Réformateurs contre Conservateurs : quand l’APR prépare l’Après Macky (Par Amadou BA)

L’APR n’est pas un Parti d’essence idéologique comme le montre suffisamment l’auberge espagnol idéologique de la coalition BBY. Les affiliations y relèvent davantage du « Baykha »(serment d’allégeance) fait à un Khalif, qu’à une adhésion à un programme politique de gouvernement. Tout y est verticalité et subordination; il n’y a aucun espace pour encourager ou absorber les dissonances intellectuelles sur le PSE, sur l’opportunité du TER, sur la priorité des cités ministériels, la concentration financière autour du seul Diamniadio, l’attribution quasi exclusive des marchés publics au Privé étranger, etc…

Face à l’impasse de la politique économique de Macky et de son PSE dans la réduction d chômage, de la pauvreté et des inégalités, du verrouillage de l’espace politique par des artifices juridiques d’élimination des Oposants (suffrage censitaire, parrainage et emprisonnement), et surtout la volonté de couvrir ad nauseaum la corruption de Aliou Sall dans la scandale Timis, on assiste à une fronde tectonique menée par des Cadres qui veulent esquisser les prémices d’une Refondation en vue des prochaines présidentielles de 2024.
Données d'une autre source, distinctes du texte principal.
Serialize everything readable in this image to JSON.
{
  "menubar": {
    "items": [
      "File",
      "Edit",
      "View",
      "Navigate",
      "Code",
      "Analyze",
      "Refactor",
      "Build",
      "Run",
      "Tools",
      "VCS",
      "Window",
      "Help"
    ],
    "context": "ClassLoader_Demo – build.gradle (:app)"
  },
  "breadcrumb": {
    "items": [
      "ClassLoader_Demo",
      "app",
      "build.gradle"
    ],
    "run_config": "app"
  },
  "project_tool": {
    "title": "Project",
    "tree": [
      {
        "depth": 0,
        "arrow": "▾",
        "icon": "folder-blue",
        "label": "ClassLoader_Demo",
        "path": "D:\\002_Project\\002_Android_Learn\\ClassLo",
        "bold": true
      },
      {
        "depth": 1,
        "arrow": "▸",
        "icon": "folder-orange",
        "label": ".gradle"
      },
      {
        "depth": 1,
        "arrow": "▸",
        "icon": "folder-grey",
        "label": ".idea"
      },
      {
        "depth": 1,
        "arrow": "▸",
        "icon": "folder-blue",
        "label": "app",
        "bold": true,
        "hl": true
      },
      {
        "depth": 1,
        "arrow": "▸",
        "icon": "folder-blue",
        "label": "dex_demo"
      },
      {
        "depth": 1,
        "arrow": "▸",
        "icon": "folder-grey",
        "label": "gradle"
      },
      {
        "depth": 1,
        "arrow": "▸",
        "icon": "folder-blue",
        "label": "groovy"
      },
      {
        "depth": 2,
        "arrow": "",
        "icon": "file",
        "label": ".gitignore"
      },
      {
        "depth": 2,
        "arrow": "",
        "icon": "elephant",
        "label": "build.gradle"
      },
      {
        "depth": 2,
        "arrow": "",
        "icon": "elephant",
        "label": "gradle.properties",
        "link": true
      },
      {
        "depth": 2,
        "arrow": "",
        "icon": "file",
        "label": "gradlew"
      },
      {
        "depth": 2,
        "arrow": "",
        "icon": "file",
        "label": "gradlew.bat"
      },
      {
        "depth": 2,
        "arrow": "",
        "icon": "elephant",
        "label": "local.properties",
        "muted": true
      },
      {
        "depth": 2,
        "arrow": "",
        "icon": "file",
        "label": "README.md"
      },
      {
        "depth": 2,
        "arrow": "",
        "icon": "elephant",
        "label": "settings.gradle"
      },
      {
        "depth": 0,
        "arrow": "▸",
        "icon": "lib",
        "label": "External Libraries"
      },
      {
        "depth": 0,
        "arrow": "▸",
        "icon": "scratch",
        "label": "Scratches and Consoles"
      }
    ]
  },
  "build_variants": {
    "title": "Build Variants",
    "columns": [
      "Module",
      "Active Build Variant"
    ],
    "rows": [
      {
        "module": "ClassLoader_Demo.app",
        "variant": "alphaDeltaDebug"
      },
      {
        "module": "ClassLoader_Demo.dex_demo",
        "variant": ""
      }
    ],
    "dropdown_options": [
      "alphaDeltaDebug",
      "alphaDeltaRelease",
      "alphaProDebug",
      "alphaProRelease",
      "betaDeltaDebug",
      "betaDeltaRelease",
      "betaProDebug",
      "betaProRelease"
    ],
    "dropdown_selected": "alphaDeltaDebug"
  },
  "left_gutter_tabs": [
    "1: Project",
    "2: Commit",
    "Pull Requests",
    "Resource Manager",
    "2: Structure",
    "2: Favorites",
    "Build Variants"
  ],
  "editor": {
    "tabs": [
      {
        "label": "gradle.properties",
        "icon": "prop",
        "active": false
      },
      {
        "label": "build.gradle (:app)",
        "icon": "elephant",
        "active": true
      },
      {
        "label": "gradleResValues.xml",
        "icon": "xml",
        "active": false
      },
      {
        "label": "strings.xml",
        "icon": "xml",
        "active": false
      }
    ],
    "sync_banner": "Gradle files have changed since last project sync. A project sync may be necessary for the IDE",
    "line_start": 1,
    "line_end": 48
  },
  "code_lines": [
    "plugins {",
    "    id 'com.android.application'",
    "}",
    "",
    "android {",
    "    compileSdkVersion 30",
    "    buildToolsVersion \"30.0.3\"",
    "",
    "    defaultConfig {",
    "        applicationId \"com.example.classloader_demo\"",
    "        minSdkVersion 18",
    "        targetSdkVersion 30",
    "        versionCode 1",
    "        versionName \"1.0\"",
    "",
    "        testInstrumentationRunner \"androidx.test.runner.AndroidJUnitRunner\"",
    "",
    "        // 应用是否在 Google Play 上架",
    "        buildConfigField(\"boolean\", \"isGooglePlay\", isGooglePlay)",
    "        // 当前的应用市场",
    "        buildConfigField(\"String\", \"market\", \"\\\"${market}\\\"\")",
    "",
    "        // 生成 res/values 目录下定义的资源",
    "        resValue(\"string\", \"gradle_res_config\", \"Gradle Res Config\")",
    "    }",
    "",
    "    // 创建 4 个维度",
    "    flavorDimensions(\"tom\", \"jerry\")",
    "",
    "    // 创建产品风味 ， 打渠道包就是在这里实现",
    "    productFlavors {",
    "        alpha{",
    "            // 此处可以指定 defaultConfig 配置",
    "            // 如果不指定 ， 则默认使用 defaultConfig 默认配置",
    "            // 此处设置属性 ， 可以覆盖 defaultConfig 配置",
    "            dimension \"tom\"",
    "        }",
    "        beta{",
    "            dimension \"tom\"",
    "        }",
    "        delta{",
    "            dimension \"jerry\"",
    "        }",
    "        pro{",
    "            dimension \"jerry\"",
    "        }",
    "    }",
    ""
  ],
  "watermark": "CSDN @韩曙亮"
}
Ce « réalignement » en cours, présage une guerre de tranchée sans merci entre « Réformateurs » pro-Parti et « Conservateurs » pro-Macky autour de sa succession à venir. Les « Réformateurs » dont le « Mouvement Sénégal Debout » est la première incarnation, n’entend plus payer « le prix de l’Union » dans le silence et la connivence. Le « marchandage » qui permettait jadis de maintenir l’illusion de la cohésion a été rompu par l’accaparement des sinécures par les seuls Transhumants et la compression des postes de DG et de PCA du fait des tensions de trésorerie qui asphyxient l’État.

Alors que Macky voulait faire de l’APR une « Gemeinschaft », une communauté où les consciences sont comprimées, une masse distinctes de personnalités sans autonomie de pensées et de libre-arbitre et dont toute la cohésion repose sur la seule promesse du partage de responsabilités étatiques, les « Réformateurs » entendent instaurer une « Gesellschaft », un parti libre dans lequel foisonne une éclosion de consciences qui n’expriment leur unité et leur adhésion au Parti, que dans l’expression publique de leurs divergences idéologiques. Le fossé séparant ces deux courants à l’intérieur de l’APR, va connaître des éboulements politiques de plus en plus violents à l’approche du sacre du « Dauphin », que le Roi Macky entend choisir de façon autoritaire et arbitraire.

A ceux-là que les thuriféraires zélés nomment « Traitres et ennemis intérieurs », la science politique les qualifient de sève nourricière de la démocratie. A contrario, les cadres qui sont tous hérissés voire choqués par l’indéfendable « CAS » de Aliou Sall mais se taisent par pure égoïsme et conservation de leurs strapontins de postes ministériels ou DG, risquent de payer un lourd tribut dans l’inéluctable recomposition du champ politique sénégalais post Macky. Leur silence est collusion et leur couardise complicité. Quand toute la vérité sur le désastre national de la spoliation de nos ressources révélera tous ses secrets, ils paieront leur cheminement aux côtés des coupables.
L’Histoire n’a jamais été écrit par les « Suivistes » et les renégats. Sankara, même mort, est à jamais dans les cœurs alors que Compaoré, même vivant, est effacé à jamais des mémoires.